Kepala DPKP Provinsi Babel, Edi Rumdhoni.

KBRN, Pangkalpinang : Dinas Pertanian dan Ketahanan Pangan (DPKP) Provinsi Kepulauan Bangka Belitung (Babel) menyatakan daging dari sapi yang terpapar penyakit mulut dan kuku (PMK) tidak berbahaya dan bisa dikonsumsi manusia.

"Pertama saya sampaikan dulu ke publik bahwa PMK ini bukan penyakit yang menular ke manusia, supaya tidak ada keresahan di masyarakat," kata Kepala DKP Babel, Edi Romdhoni, Jumat (20/5/2022).

Edi menerangkan, berdasarkan keterangan dokter hewan, pada sapi yang terpapar PMK hanya beberapa bagian saja yang harus dihindari untuk dimakan, seperti tulang sumsum dan bagian hati usus serta bagian dalam lainnya.

"Dagingnya bisa kita konsumsi, hanya saja bagian tulang, kepala dan jeroan kita pisahkan, jangan dikonsumsi terlebih dahulu untuk sementara waktu, virus PMK ini menurut keterangan dokter virus ini berada di sumsum tulang," jelasnya.

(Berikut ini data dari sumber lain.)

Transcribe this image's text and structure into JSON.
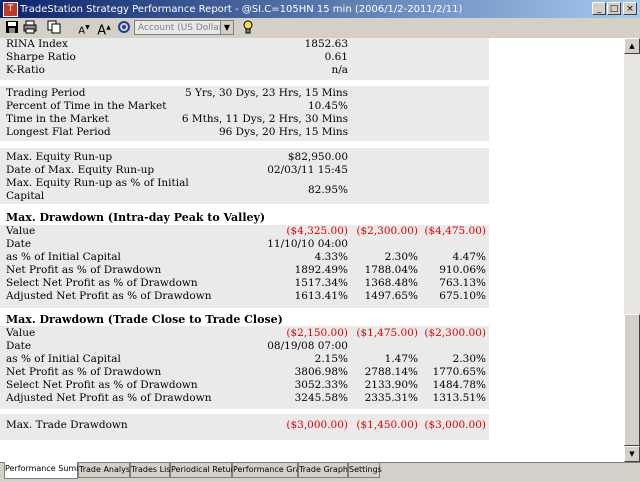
{
  "window": {
    "title": "TradeStation Strategy Performance Report - @SI.C=105HN 15 min (2006/1/2-2011/2/11)",
    "controls": {
      "minimize": "_",
      "maximize": "□",
      "close": "×"
    }
  },
  "toolbar": {
    "icons": [
      "save-icon",
      "print-icon",
      "copy-icon",
      "font-decrease-icon",
      "font-increase-icon",
      "settings-icon",
      "lightbulb-icon"
    ],
    "font_small_label": "A",
    "font_large_label": "A",
    "account_select": "Account (US Dollar)"
  },
  "report": {
    "rows_top": [
      {
        "label": "RINA Index",
        "v1": "1852.63"
      },
      {
        "label": "Sharpe Ratio",
        "v1": "0.61"
      },
      {
        "label": "K-Ratio",
        "v1": "n/a"
      }
    ],
    "rows_period": [
      {
        "label": "Trading Period",
        "v1": "5 Yrs, 30 Dys, 23 Hrs, 15 Mins"
      },
      {
        "label": "Percent of Time in the Market",
        "v1": "10.45%"
      },
      {
        "label": "Time in the Market",
        "v1": "6 Mths, 11 Dys, 2 Hrs, 30 Mins"
      },
      {
        "label": "Longest Flat Period",
        "v1": "96 Dys, 20 Hrs, 15 Mins"
      }
    ],
    "rows_runup": [
      {
        "label": "Max. Equity Run-up",
        "v1": "$82,950.00"
      },
      {
        "label": "Date of Max. Equity Run-up",
        "v1": "02/03/11 15:45"
      },
      {
        "label": "Max. Equity Run-up as % of Initial",
        "label2": "Capital",
        "v1": "82.95%"
      }
    ],
    "drawdown_intraday": {
      "title": "Max. Drawdown (Intra-day Peak to Valley)",
      "rows": [
        {
          "label": "Value",
          "v1": "($4,325.00)",
          "v2": "($2,300.00)",
          "v3": "($4,475.00)",
          "negative": true
        },
        {
          "label": "Date",
          "v1": "11/10/10 04:00",
          "v2": "",
          "v3": ""
        },
        {
          "label": "as % of Initial Capital",
          "v1": "4.33%",
          "v2": "2.30%",
          "v3": "4.47%"
        },
        {
          "label": "Net Profit as % of Drawdown",
          "v1": "1892.49%",
          "v2": "1788.04%",
          "v3": "910.06%"
        },
        {
          "label": "Select Net Profit as % of Drawdown",
          "v1": "1517.34%",
          "v2": "1368.48%",
          "v3": "763.13%"
        },
        {
          "label": "Adjusted Net Profit as % of Drawdown",
          "v1": "1613.41%",
          "v2": "1497.65%",
          "v3": "675.10%"
        }
      ]
    },
    "drawdown_close": {
      "title": "Max. Drawdown (Trade Close to Trade Close)",
      "rows": [
        {
          "label": "Value",
          "v1": "($2,150.00)",
          "v2": "($1,475.00)",
          "v3": "($2,300.00)",
          "negative": true
        },
        {
          "label": "Date",
          "v1": "08/19/08 07:00",
          "v2": "",
          "v3": ""
        },
        {
          "label": "as % of Initial Capital",
          "v1": "2.15%",
          "v2": "1.47%",
          "v3": "2.30%"
        },
        {
          "label": "Net Profit as % of Drawdown",
          "v1": "3806.98%",
          "v2": "2788.14%",
          "v3": "1770.65%"
        },
        {
          "label": "Select Net Profit as % of Drawdown",
          "v1": "3052.33%",
          "v2": "2133.90%",
          "v3": "1484.78%"
        },
        {
          "label": "Adjusted Net Profit as % of Drawdown",
          "v1": "3245.58%",
          "v2": "2335.31%",
          "v3": "1313.51%"
        }
      ]
    },
    "max_trade_drawdown": {
      "label": "Max. Trade Drawdown",
      "v1": "($3,000.00)",
      "v2": "($1,450.00)",
      "v3": "($3,000.00)"
    }
  },
  "tabs": [
    {
      "label": "Performance Summary",
      "active": true
    },
    {
      "label": "Trade Analysis"
    },
    {
      "label": "Trades List"
    },
    {
      "label": "Periodical Returns"
    },
    {
      "label": "Performance Graphs"
    },
    {
      "label": "Trade Graphs"
    },
    {
      "label": "Settings"
    }
  ],
  "scrollbar": {
    "up": "▲",
    "down": "▼"
  },
  "colors": {
    "negative": "#e00000",
    "title_start": "#0a246a",
    "title_end": "#a6caf0"
  }
}
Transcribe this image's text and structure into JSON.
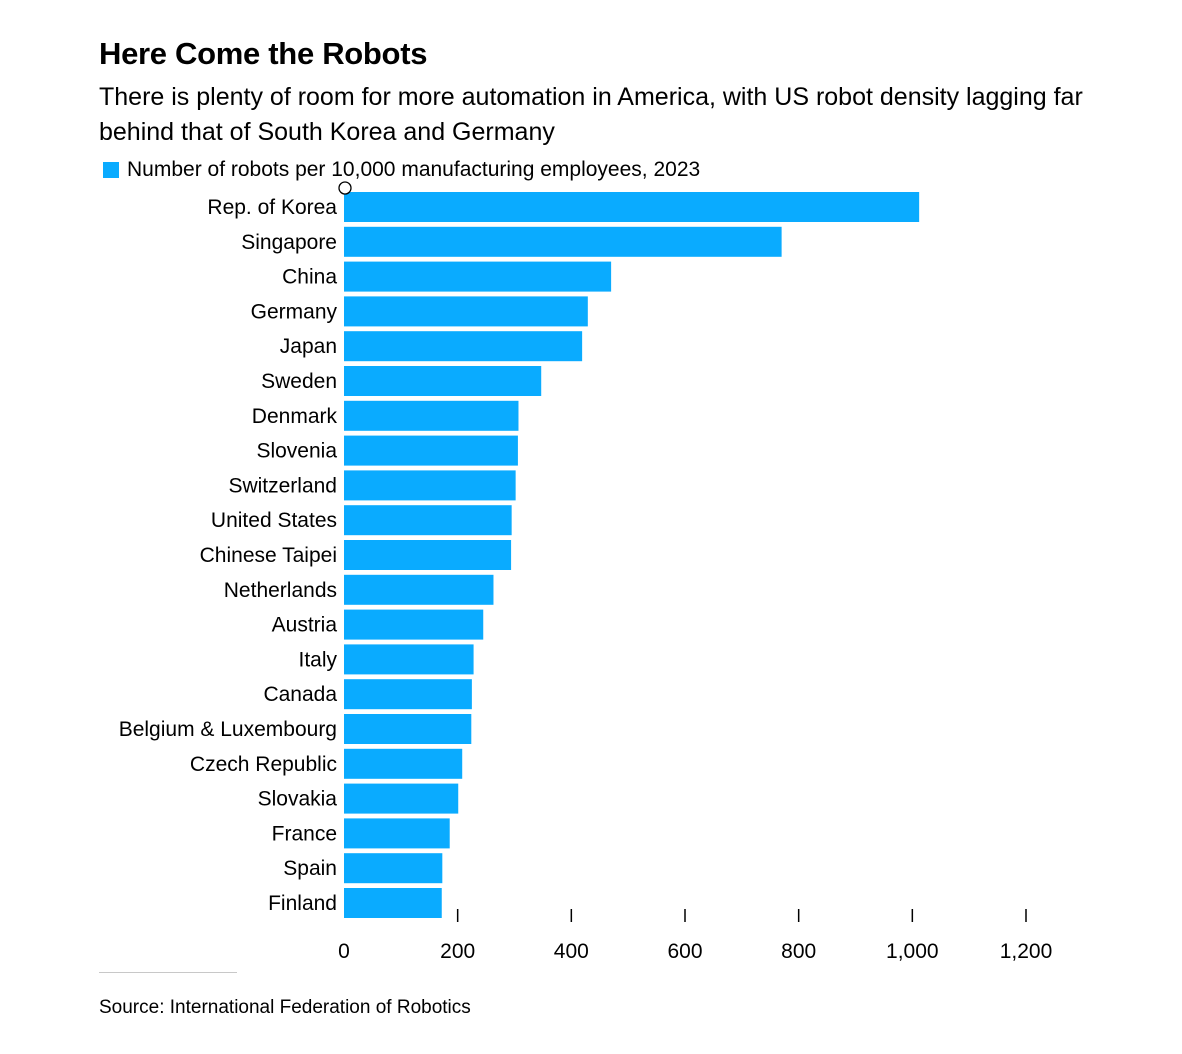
{
  "title": "Here Come the Robots",
  "subtitle": "There is plenty of room for more automation in America, with US robot density lagging far behind that of South Korea and Germany",
  "source": "Source: International Federation of Robotics",
  "colors": {
    "bar": "#0aabff",
    "text": "#000000",
    "tick": "#000000"
  },
  "chart_data": {
    "type": "bar",
    "orientation": "horizontal",
    "title": "Here Come the Robots",
    "xlabel": "",
    "ylabel": "",
    "xlim": [
      0,
      1200
    ],
    "xticks": [
      0,
      200,
      400,
      600,
      800,
      1000,
      1200
    ],
    "xtick_labels": [
      "0",
      "200",
      "400",
      "600",
      "800",
      "1,000",
      "1,200"
    ],
    "legend": "top-left",
    "series": [
      {
        "name": "Number of robots per 10,000 manufacturing employees, 2023",
        "values": [
          1012,
          770,
          470,
          429,
          419,
          347,
          307,
          306,
          302,
          295,
          294,
          263,
          245,
          228,
          225,
          224,
          208,
          201,
          186,
          173,
          172
        ]
      }
    ],
    "categories": [
      "Rep. of Korea",
      "Singapore",
      "China",
      "Germany",
      "Japan",
      "Sweden",
      "Denmark",
      "Slovenia",
      "Switzerland",
      "United States",
      "Chinese Taipei",
      "Netherlands",
      "Austria",
      "Italy",
      "Canada",
      "Belgium & Luxembourg",
      "Czech Republic",
      "Slovakia",
      "France",
      "Spain",
      "Finland"
    ]
  }
}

Dia menghimbau masyarakat untuk tidak panik atas penyakit PMK pada sapi ini.

"Jadi pertama jangan panik PMK bisa disembuhkan memang kita baru mau impor vaksinnya. Saat ini pemerintah sudah mengupayakan untuk mengantisipasi wabah PMK ini supaya tidak meluas," pungkasnya.